- Born: Georgina Maria Gallego Los Angeles, California, U.S.
- Occupation: Actress
- Years active: 1978–present
- Spouse: Joel Bailey

= Gina Gallego =

American actress

Georgina Maria Gallego is an American actress with a career spanning over 100 film and television credits. She has appeared in daytime soap operas, primetime television and feature films. She was regular cast member on the soap operas Rituals (1984-1985), Santa Barbara (1985-1989) and Generations (1990). She made recurring appearances on primetime series such as Flamingo Road, Reasonable Doubts, Shooter and Crazy Ex-Girlfriend.

==Life and career==
Gallego was born in Los Angeles, California. She is of Mexican descent. She made her big screen debut appearing in the 1979 drama film, The Champ. She later made guest appearances on television series such as CHiPs, How the West Was Won, Young Maverick, Trapper John, M.D. and Sanford. In 1981, she was cast as Alicia Sanchez (who marries Skipper Wheldon, a series’ lead, during the show's second season) in the NBC primetime soap opera, Flamingo Road appearing in 15 episodes to its final episode in 1982. During her Flamingo Road time, she met her future husband, actor Joel Bailey who played the role of Tony Prado.

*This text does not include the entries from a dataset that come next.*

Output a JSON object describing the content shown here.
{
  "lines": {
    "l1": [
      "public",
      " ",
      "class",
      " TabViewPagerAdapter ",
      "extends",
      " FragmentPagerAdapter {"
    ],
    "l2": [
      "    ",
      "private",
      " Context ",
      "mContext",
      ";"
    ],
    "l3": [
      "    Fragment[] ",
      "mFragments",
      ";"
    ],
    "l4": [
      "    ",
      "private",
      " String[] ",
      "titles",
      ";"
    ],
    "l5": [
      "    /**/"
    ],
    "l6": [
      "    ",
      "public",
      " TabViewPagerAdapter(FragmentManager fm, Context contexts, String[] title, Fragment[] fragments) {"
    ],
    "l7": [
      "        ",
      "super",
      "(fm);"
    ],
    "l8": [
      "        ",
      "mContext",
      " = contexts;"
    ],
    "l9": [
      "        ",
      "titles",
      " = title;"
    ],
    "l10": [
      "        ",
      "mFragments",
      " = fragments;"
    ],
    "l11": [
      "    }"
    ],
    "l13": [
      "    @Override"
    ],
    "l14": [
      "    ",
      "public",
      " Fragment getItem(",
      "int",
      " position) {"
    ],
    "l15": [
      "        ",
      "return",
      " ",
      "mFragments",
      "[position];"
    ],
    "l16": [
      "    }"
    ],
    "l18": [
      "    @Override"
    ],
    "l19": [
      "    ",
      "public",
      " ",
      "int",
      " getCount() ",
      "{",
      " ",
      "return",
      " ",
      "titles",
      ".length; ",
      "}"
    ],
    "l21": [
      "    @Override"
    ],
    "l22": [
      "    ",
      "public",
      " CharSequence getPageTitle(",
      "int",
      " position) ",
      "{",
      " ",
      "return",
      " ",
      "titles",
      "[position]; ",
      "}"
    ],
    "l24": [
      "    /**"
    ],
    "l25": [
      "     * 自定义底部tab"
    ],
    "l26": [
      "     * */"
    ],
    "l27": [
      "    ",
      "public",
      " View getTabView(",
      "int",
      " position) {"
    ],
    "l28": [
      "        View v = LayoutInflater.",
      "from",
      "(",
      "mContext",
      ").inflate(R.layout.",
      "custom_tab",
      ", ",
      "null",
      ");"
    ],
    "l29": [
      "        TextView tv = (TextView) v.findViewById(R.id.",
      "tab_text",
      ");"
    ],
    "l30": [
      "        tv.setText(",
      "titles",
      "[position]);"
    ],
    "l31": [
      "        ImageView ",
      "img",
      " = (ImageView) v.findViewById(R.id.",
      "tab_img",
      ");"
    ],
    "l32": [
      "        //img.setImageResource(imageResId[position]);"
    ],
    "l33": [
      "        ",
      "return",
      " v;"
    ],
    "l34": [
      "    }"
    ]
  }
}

After Flamingo Road, Gallego co-starred in the NBC two-part miniseries Bare Essence in 1982, and guest-starred on Hill Street Blues, Remington Steele, T. J. Hooker, Fantasy Island and Airwolf. In 1984 she was cast as Diandra Santiago Gallagher on the daytime soap opera, Rituals, the series lasted one season and was canceled in 1985. In 1985 she joined the cast of NBC soap opera, Santa Barbara playing the role of Santana Andrade. She left the series in 1989 and later joined the cast of another NBC soap Generations for short run. During the 1980s, Gallego also appeared in feature films Underground Aces (1981), Deadly Force (1983), Lust in the Dust (1985), The Men's Club (1986) and My Demon Lover (1987). In 1990 she starred alongside Stephanie Zimbalist in the made-for-television movie Personals, and the same year appeared in Rainbow Drive. In 1991 she was regular cast member on the short-lived ABC late-night comedy series, Studio 59 Into the Night and had a recurring role in the police drama series, Reasonable Doubts. Gallego played a character named Gina in the season 3 episode of Seinfeld titled "The Suicide" in 1992. Her character shares a on-screen kiss with Jerry Seinfeld. From 1993 to 1998 she had a recurring role on the CBS daytime soap opera, The Bold and the Beautiful playing Dr. Gina Santana. Her primetime television appearances during the 1990s include Beverly Hills, 90210, Murder One, ER and NYPD Blue, as well made-for-television movies Keeper of the City (1991), Judgment Day: The John List Story (1993) and Naomi & Wynonna: Love Can Build a Bridge (1995).

In 2000, Gallego appeared as attorney Sanchez in the legal drama film, Erin Brockovich directed by Steven Soderbergh. She later appeared in films Minority Report (2002), Mr. Deeds (2002), Anger Management (2003), Winged Creatures (2008), Beverly Hills Chihuahua (2008), Life Blood (2009), Duress (2009) and The Time Being (2012). She guest-starred on The Twilight Zone, Grey's Anatomy, Shameless, The Middle, Grimm, NCIS, Station 19 and Bosch. In 2010, Gallego joined the cast of Days of Our Lives as recurring character, Warden Jane Smith. She appeared on soap from October 5, 2010 to February 1, 2011. From 2015 to 2019 she played Mrs. Hernandez in the CW comedy-drama series, Crazy Ex-Girlfriend, and in 2018 played the recurring character Estella in 8 episodes of the USA Network drama series, Shooter.